Türkgücü stellt generell die Frage, ob die Hilfszahlungen für einen Aufsteiger aus dem Amateur- in den Profifußball in dieser Form überhaupt sinnvoll sind. So habe man sich mit anderen Aufsteigern wie Lübeck und Verl zu einer Interessengemeinschaft zusammengefunden. Sie plädiert dafür, Planzahlen angeben zu dürfen, um dem wahren Einnahmenverlust näher zu kommen. Zwar haben mehrere Drittligisten dem Vernehmen nach keine Möglichkeit, eine Förderung zu erhalten, so auch der TSV 1860 München, dennoch erscheint es unwahrscheinlich, dass die Aufsteiger zusätzlich vergütet werden.

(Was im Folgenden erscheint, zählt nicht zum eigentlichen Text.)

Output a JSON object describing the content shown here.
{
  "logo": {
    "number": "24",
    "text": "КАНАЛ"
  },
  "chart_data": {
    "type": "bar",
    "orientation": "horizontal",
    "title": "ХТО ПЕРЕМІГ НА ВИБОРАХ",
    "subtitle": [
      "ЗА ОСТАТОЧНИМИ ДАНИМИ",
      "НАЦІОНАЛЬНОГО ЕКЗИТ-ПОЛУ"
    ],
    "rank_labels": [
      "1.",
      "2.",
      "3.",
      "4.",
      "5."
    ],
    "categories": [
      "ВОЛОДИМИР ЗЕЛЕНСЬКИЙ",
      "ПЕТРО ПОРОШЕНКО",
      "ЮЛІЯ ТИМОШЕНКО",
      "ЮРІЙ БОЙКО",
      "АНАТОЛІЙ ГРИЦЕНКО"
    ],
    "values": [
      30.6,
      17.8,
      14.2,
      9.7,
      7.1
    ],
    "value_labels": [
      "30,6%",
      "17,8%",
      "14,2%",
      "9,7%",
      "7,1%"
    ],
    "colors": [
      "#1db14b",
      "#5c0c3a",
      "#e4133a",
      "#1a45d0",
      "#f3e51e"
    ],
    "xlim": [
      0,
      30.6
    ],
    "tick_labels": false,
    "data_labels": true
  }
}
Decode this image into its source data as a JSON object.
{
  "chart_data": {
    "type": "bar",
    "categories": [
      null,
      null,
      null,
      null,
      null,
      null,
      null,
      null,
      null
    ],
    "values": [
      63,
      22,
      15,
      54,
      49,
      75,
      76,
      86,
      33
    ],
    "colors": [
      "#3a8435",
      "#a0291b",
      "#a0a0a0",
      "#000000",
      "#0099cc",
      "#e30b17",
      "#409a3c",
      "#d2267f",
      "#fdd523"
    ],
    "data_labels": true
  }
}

Wichtig ist die Thematik für die betroffenen Klubs trotzdem: Für das Jahr 2021 sind nämlich auch wieder Hilfszahlungen geplant, wenn die Ränge weiter leer bleiben sollten.

Manfred Schwabl wiederum ist froh und dankbar, dass die SpVgg Unterhaching im Oktober die staatliche Hilfe bewilligt bekommen hat. Laut Präsident ist trotz der mauen Zuschauerzahlen ein ordentlicher sechsstelliger Betrag geflossen, der nun für das operative Geschäft eingesetzt werde. Schwabls Meinung ist auch zum Thema TV-Gelder gefragt, gerade in Verbindung mit der allgemeinen Förderung der Drittligisten, die nicht nur seiner Meinung nach viel zu kurz kommt - und in der Pandemiezeit tatsächlich zu existentiellen Ängsten in den Vereinen beiträgt.

Doch natürlich fand es auch der 54-Jährige sehr schade, dass das Spiel gegen Türkgücü ausgefallen war. "Ich war am Freitag schon mal im Olympiastadion", erzählt er. "Brutal, was da alles für Erinnerungen hochgekommen sind". Welche denn? Ein 1:1-Derby-Unentschieden zum Beispiel, als Spieler von 1860 München gegen den FC Bayern vor 24 Jahren, in dem Lothar Matthäus einen Elfmeter verschoss. 69 000 Zuschauer waren damals im Stadion, ausverkauft, logisch.

Die SpVgg Unterhaching wiederum hat zum letzten Mal vor genau 20 Jahren und zehn Tagen im Olympiastadion gespielt (2:0 gegen 1860 gewonnen, 29 600 Zuschauer). Jetzt muss der Verein möglicherweise ein paar Wochen länger auf die Rückkehr warten, der Nachholtermin steht noch nicht fest. Es ist aber auch nicht auszuschließen, dass die Partie dann ganz schnöde im Grünwalder Stadion ausgetragen wird.